When students returned to the University of Maryland for the start of the fall semester, they found orange fences placed around McKeldin Mall after it underwent construction over the summer.

Students could see these fences again this fall as the mall faces the second phase of its renovation.

The plan’s first phase aimed to implement new storm lines and prevent excessive flooding during heavy rain, said Jack Baker, the interim executive director of operations and maintenance for Facilities Management. This summer, workers aim to replace old water lines.

“The water line is part of the invisible crisis for infrastructure on campus; it’s a very old water line, and we just need to replace it,” he said. “It’s failed several times, and there have been water pipe breaks.”

[Read more: McKeldin Mall won’t reopen until mid-September]

Replacing these water lines in phase two will cost more than $1 million, and phase one cost more than $2 million, said Bill Olen, capital projects director.

This upcoming construction comes with a smaller price tag because the team is limiting how much work it is trying to complete. Last summer, problems with permits made it hard to finish by the start of the fall semester, Olen said.

“We didn’t finish as quick as we wanted to last summer,” he said. “We plan on not doing as much work [this year] to make sure we’re done before the students come back to campus.”

The team will put the new pipe in place before taking out the old one, but the challenge is every type of pipe — water, steam, gas, storm drains — runs underground, Baker said. As a result, the new pipes have to be directed so they don’t collide with anything else.

“It sounds easy in a way, but it can be a complex and difficult project, especially when you don’t necessarily know exactly where some of these older lines are,” he said. “For things that were put in the ground 60 years or so ago, the records over time aren’t as accurate as we’d like them to be.”

[Read more: Here’s the latest update on construction at the University of Maryland]

Water lines run under every road and parking lot on the campus, and they provide water for drinking, irrigation and labs, Olen said.

“We have pipes under the mall that range anywhere from 80 years old to 60 to 40 — you name it,” Baker said. “Some of our oldest pipes on campus run through the mall because they service the buildings around the mall, and the buildings around the mall are some of the oldest ones on campus.”

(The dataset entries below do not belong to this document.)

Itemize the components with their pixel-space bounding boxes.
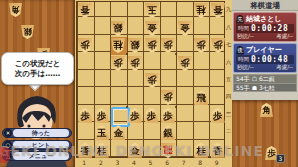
board-grid[interactable]: 香玉桂香銀金金歩桂銀歩歩歩歩歩歩歩歩歩飛歩歩歩歩歩歩玉金銀香桂金龍桂香 [76, 1, 225, 158]
file-label: 9 [214, 159, 220, 166]
file-label: 6 [164, 159, 170, 166]
move-history: 54手☖6二銀55手☗3七桂 [233, 74, 297, 92]
action-button-hint[interactable]: ○ヒント [2, 140, 72, 150]
sente-piece-icon: 先 [236, 15, 244, 24]
speech-line-1: この状況だと [15, 59, 61, 69]
board-piece[interactable]: 桂 [194, 143, 208, 158]
rank-label: 六 [225, 59, 232, 66]
hoshi-dot [126, 106, 128, 108]
move-side-icon: ☗ [252, 84, 257, 92]
rank-label: 四 [225, 93, 232, 100]
file-label: 7 [181, 159, 187, 166]
hoshi-dot [126, 53, 128, 55]
board-piece[interactable]: 香 [211, 143, 225, 158]
hoshi-dot [175, 53, 177, 55]
board-piece[interactable]: 金 [178, 21, 192, 36]
board-piece[interactable]: 歩 [145, 38, 159, 53]
speech-bubble: この状況だと 次の手は…… [1, 52, 74, 85]
file-label: 1 [81, 159, 87, 166]
board-piece[interactable]: 金 [145, 21, 159, 36]
move-number: 54手 [236, 75, 250, 83]
opponent-byoyomi: 秒読/-- [237, 33, 254, 40]
file-label: 5 [148, 159, 154, 166]
board-piece[interactable]: 金 [111, 125, 125, 140]
move-history-row[interactable]: 54手☖6二銀 [234, 75, 296, 84]
file-label: 4 [131, 159, 137, 166]
player-byoyomi: 秒読/-- [237, 64, 254, 71]
board-piece[interactable]: 歩 [111, 56, 125, 71]
board-piece[interactable]: 龍 [161, 143, 175, 158]
hand-piece[interactable]: 角 [260, 103, 273, 117]
move-text: 3七桂 [259, 84, 275, 92]
board-piece[interactable]: 歩 [145, 108, 159, 123]
gamepad-button-icon: ○ [4, 141, 12, 149]
board-piece[interactable]: 桂 [194, 3, 208, 18]
board-piece[interactable]: 歩 [78, 108, 92, 123]
move-side-icon: ☖ [252, 75, 257, 83]
board-piece[interactable]: 歩 [145, 73, 159, 88]
board-piece[interactable]: 歩 [161, 90, 175, 105]
hand-piece[interactable]: 角 [9, 3, 22, 17]
opponent-consideration: 考慮/-- [276, 33, 293, 40]
rank-label: 七 [225, 41, 232, 48]
board-piece[interactable]: 歩 [95, 108, 109, 123]
move-history-row[interactable]: 55手☗3七桂 [234, 84, 296, 92]
board-piece[interactable]: 香 [78, 3, 92, 18]
speech-line-2: 次の手は…… [15, 69, 60, 79]
gamepad-button-icon: △ [4, 152, 12, 160]
action-button-label: 待った [13, 129, 69, 137]
board-piece[interactable]: 銀 [128, 38, 142, 53]
rank-label: 三 [225, 111, 232, 118]
opponent-card: 先 結城さとし 時間 0:00:28 秒読/-- 考慮/-- [233, 12, 297, 42]
hoshi-dot [175, 106, 177, 108]
player-card: 後 プレイヤー 時間 0:00:48 秒読/-- 考慮/-- [233, 43, 297, 73]
action-buttons: ✕待った○ヒント△メニュー [2, 128, 72, 163]
board-piece[interactable]: 歩 [78, 38, 92, 53]
player-consideration: 考慮/-- [276, 64, 293, 71]
hand-piece[interactable]: 銀 [21, 25, 34, 39]
board-piece[interactable]: 桂 [95, 143, 109, 158]
board-piece[interactable]: 香 [211, 3, 225, 18]
opponent-time: 0:00:28 [251, 24, 288, 33]
selection-cursor[interactable] [111, 107, 130, 127]
board-piece[interactable]: 歩 [128, 108, 142, 123]
board-piece[interactable]: 歩 [161, 38, 175, 53]
komadai-gote: 角歩3 [232, 100, 298, 167]
opponent-time-label: 時間 [238, 25, 249, 32]
board-piece[interactable]: 歩 [128, 56, 142, 71]
opponent-name: 結城さとし [246, 14, 282, 24]
rank-label: 一 [225, 146, 232, 153]
board-piece[interactable]: 玉 [145, 3, 159, 18]
board-piece[interactable]: 歩 [211, 38, 225, 53]
player-time: 0:00:48 [251, 55, 288, 64]
file-label: 2 [98, 159, 104, 166]
board-piece[interactable]: 金 [128, 143, 142, 158]
move-number: 55手 [236, 84, 250, 92]
action-button-label: ヒント [13, 141, 69, 149]
rank-label: 二 [225, 128, 232, 135]
board-piece[interactable]: 玉 [95, 125, 109, 140]
page-title: 将棋道場 [232, 0, 298, 11]
board-piece[interactable]: 銀 [111, 21, 125, 36]
player-time-label: 時間 [238, 56, 249, 63]
file-label: 8 [197, 159, 203, 166]
rank-label: 八 [225, 24, 232, 31]
board-piece[interactable]: 歩 [194, 38, 208, 53]
board-piece[interactable]: 香 [78, 143, 92, 158]
action-button-label: メニュー [13, 152, 69, 160]
rank-label: 九 [225, 6, 232, 13]
board-piece[interactable]: 飛 [194, 90, 208, 105]
file-label: 3 [114, 159, 120, 166]
board-piece[interactable]: 歩 [178, 56, 192, 71]
move-text: 6二銀 [259, 75, 275, 83]
board-area: 香玉桂香銀金金歩桂銀歩歩歩歩歩歩歩歩歩飛歩歩歩歩歩歩玉金銀香桂金龍桂香 九八七六… [75, 0, 232, 167]
game-screen: 角銀歩 香玉桂香銀金金歩桂銀歩歩歩歩歩歩歩歩歩飛歩歩歩歩歩歩玉金銀香桂金龍桂香 … [0, 0, 298, 167]
board-piece[interactable]: 歩 [211, 108, 225, 123]
gote-piece-icon: 後 [236, 46, 244, 55]
action-button-matta[interactable]: ✕待った [2, 128, 72, 138]
player-name: プレイヤー [246, 45, 282, 55]
board-piece[interactable]: 歩 [161, 108, 175, 123]
rank-label: 五 [225, 76, 232, 83]
hand-piece-count: 3 [276, 154, 285, 163]
board-piece[interactable]: 銀 [161, 125, 175, 140]
gamepad-button-icon: ✕ [4, 129, 12, 137]
action-button-menu[interactable]: △メニュー [2, 151, 72, 161]
info-panel: 将棋道場 先 結城さとし 時間 0:00:28 秒読/-- 考慮/-- 後 プレ… [232, 0, 298, 100]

Olen noted the major changes from the construction are closing Lot W over the summer, as well as blocking off some sidewalks on the mall.

Junior geographic information science major Joey Celtnieks said he was disappointed the mall was fenced off last fall, but the work to replace the pipes and reduce flooding is more important than a temporary aesthetic disturbance.

“Even just today, when it was raining so much, there was a waterfall coming down the stairs [on the mall] when I was walking to class, so I think that they have lots of work to do for fixing that problem,” he said. “They should definitely take the time out and make the campus less pretty if it means it’ll be safer for students.”

The construction will start May 22, the day after commencement — and is scheduled to last until early August, Olen said.

“It’s all part of our continuing effort to improve the facilities and the infrastructure on the campus,” Baker noted. “There is a whole world underground that supplies all kinds of services to our buildings, and those are our responsibilities to upgrade as well. Although it’s disruptive … we have old infrastructure, and that’s what we’re trying to deal with.”